Leyden mulls over proposed hunting restriction bylaw

  • Leyden residents debate a proposed bylaw that would require hunters to have written permission to hunt on private or municipally owned land at Town Hall Monday, Dec. 4, 2017. Recorder Staff/Andy Castillo—

  • Leyden resident Bob Anson speaks during a public hearing for a proposed bylaw that would require hunters to have written permission to hunt on private or municipally owned land at Town Hall Monday. Recorder Staff/Andy Castillo

Recorder Staff
Thursday, December 07, 2017

LEYDEN — Should hunters be required to get written permission from landowners before hunting on private or municipally owned land?

More than 100 people gathered at Town Hall considered that question Monday during a tense, two-hour public hearing for a proposed hunting restriction bylaw. A townwide vote is planned for next month.

“This is a personal stab at us. That’s what this is,” said Leyden resident Digger Neipp, following a slideshow presentation by Barbara Wallace, who authored a citizens petition for the bylaw.

The proposed bylaw, placed on the Jan. 15 town meeting agenda, would require hunters to get written permission from landowners or government officials before firing a weapon on private or public land.

If approved, offenders would be fined $200 per violation and any weapon used in the offense would be confiscated by police.

“I’ve really made a huge effort to understand the culture of where we live, and I love it. It would be my real goal to create a dialogue,” said Wallace, who moved into town 20 years ago, and has possessed a hunting license for 15 years. She stressed the law isn’t designed to suppress hunting; rather, to give landowners more power.

“There’s no one on this team, or anyone we’ve spoken to, who thinks that hunting is not OK. We all love Leyden and we all love nature. It would give an opportunity for the landowner and hunter ... to meet,” Wallace said, pointing to other Massachusetts towns — Blandford and Tolland — that enacted similar laws in the 1980s.

All hunters would have to carry two copies of signed permission documents at all times, displaying one on their car’s dashboard and holding another in a pocket. Enforcement would occur mostly through residents contacting Leyden police. Such a law would make it difficult for out of town hunters who don’t have local connections to hunt within town limits, Wallace argued.

“I just want to go on the record that MassWildlife would go on the record as not supporting this,” said Ralph Taylor, Connecticut Valley district supervisor. “From the agency’s standpoint, we would like to see nothing that restricts hunting.”

Taylor noted drastically increased deer populations in other Massachusetts towns that have hunting restrictions.

Others raised concerns that the petition would make it difficult for hunters to effectively hunt. For example, if a hunter with permission shot an animal on one parcel, what would happen if the wounded animal fled onto land owned by someone else who didn’t give permission?

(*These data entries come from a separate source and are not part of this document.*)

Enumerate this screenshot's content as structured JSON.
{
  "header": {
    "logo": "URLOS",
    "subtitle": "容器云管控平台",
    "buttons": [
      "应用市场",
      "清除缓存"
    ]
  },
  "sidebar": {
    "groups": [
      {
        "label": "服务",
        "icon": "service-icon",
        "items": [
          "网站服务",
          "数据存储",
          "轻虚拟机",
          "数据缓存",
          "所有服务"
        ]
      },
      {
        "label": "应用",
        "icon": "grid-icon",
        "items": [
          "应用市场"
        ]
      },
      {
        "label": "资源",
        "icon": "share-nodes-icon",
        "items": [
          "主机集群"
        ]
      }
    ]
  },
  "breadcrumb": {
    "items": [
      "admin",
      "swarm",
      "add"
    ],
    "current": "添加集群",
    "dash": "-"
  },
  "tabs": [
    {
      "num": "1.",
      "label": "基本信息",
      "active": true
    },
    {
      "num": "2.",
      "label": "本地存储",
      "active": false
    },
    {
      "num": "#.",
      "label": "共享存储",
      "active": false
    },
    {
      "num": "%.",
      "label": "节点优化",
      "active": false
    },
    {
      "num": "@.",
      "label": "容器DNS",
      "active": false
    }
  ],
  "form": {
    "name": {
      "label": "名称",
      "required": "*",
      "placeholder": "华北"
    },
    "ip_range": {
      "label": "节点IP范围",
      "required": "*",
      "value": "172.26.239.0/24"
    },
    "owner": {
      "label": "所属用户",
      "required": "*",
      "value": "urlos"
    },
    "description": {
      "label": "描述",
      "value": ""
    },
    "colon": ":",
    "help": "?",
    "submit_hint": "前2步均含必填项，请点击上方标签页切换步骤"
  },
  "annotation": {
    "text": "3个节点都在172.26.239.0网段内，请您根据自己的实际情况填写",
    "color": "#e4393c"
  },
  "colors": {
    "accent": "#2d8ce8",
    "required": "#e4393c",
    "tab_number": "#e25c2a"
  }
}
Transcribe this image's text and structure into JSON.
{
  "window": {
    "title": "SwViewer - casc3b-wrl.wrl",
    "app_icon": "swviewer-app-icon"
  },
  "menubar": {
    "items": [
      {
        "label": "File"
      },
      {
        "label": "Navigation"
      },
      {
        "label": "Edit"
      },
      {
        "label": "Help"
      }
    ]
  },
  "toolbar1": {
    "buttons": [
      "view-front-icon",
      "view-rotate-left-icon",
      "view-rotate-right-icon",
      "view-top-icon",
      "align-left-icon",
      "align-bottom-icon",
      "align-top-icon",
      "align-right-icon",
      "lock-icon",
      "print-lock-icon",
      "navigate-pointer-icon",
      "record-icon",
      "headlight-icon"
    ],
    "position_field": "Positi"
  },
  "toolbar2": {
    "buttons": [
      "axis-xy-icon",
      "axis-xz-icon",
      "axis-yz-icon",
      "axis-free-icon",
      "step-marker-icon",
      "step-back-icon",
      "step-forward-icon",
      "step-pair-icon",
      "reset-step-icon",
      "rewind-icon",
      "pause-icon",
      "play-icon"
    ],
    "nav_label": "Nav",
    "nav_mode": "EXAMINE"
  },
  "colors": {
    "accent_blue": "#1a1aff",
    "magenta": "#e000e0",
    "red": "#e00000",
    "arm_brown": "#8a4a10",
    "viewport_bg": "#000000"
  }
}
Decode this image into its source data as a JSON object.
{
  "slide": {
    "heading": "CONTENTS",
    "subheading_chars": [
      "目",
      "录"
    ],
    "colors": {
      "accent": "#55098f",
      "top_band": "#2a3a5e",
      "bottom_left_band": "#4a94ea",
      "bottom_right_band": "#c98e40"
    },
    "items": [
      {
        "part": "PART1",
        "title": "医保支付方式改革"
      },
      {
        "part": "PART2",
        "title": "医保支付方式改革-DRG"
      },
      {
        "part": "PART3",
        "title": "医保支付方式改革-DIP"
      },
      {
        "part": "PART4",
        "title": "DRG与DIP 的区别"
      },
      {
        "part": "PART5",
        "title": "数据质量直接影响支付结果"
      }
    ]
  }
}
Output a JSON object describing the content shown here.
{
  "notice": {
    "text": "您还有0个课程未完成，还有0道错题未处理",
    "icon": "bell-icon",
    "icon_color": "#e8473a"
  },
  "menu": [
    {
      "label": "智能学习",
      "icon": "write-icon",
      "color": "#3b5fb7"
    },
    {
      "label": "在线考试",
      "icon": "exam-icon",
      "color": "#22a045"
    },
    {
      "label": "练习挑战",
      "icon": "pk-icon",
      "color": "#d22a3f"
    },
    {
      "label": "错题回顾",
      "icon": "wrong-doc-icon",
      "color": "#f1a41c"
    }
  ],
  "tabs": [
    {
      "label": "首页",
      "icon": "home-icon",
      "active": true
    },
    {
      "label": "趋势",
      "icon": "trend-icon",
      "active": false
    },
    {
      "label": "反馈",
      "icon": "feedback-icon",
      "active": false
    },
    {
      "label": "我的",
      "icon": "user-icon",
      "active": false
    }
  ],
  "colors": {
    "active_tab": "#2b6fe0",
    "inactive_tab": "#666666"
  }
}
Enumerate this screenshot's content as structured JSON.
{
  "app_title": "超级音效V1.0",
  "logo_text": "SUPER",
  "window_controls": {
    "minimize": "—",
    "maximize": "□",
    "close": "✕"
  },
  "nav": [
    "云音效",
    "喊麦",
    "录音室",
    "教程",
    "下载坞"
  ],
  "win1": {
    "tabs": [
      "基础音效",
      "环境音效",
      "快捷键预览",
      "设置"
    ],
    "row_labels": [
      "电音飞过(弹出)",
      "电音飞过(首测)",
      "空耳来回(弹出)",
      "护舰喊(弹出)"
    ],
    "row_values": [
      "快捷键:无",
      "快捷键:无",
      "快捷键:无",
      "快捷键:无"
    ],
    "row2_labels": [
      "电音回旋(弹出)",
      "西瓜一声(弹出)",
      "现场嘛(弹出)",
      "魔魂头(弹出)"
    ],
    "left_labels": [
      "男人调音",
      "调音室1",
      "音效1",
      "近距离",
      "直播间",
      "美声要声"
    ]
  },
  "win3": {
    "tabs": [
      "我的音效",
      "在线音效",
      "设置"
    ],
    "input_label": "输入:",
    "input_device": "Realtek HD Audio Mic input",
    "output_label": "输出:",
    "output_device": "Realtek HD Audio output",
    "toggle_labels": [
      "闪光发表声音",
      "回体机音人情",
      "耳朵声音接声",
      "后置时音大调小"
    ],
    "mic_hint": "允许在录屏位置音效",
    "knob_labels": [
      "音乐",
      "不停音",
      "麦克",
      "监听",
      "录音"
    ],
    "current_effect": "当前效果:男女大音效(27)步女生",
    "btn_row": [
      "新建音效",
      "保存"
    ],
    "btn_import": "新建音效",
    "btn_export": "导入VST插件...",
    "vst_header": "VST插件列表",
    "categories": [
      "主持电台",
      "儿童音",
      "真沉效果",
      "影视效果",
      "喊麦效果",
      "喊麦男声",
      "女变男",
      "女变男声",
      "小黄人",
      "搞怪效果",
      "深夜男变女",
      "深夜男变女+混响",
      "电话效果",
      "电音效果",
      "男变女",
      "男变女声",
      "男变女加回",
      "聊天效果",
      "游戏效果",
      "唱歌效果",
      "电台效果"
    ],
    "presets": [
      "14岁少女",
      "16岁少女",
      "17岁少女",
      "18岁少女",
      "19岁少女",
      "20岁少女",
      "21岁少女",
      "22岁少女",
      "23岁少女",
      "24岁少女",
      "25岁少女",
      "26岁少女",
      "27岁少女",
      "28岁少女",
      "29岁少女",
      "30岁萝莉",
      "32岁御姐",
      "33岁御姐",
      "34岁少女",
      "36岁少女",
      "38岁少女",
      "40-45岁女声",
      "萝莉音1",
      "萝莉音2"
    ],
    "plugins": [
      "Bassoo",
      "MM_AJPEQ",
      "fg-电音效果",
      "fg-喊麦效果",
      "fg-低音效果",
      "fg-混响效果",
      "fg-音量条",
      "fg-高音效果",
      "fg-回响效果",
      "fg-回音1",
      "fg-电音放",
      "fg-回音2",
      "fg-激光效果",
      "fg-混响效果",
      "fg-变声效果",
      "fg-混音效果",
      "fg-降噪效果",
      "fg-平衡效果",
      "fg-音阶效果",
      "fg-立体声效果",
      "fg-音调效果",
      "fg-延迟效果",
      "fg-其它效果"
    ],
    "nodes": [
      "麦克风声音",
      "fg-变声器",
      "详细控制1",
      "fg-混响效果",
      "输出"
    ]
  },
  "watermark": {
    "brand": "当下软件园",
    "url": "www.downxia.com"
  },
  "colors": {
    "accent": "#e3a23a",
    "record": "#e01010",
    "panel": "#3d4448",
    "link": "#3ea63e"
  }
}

“Here’s what I don’t like — I don’t like someone telling me how I can enjoy my property,” said David Freeley, who owns 220 acres in Leyden but doesn’t live in town.

Tense discussion

Throughout her presentation, Wallace was interrupted often. And later, during time allotted for public comment, discussion became so tense that Police Chief Daniel Galvis walked halfway into the room and stood in the center aisle. Town officials struggled to control the conversation.

“This is my meeting. We will play by my rules. I’ve been very patient in trying to let everyone speak,” said Selectboard Chairman Lance Fritz over the din. Amid the controversy, a few people called for unity, like Paul O’Neil, a local resident who said he’d previously worked for the state Department of Fish and Game.

“I’ve been to a lot of these meetings, where you’ve got two sides and they don’t trust each other. They’re motivated by fear. You have hunters who are afraid of losing their rights. On the other side, you have people who are genuinely scared, and may not have grown up with the same traditions,” O’Neil said.

“We need to keep the dialogue going. And keep talking to each other. I just want everyone to treat everyone with respect,” he said.

The question will be decided once and for all at the Jan. 15 special town meeting, which will be held at the Town Hall.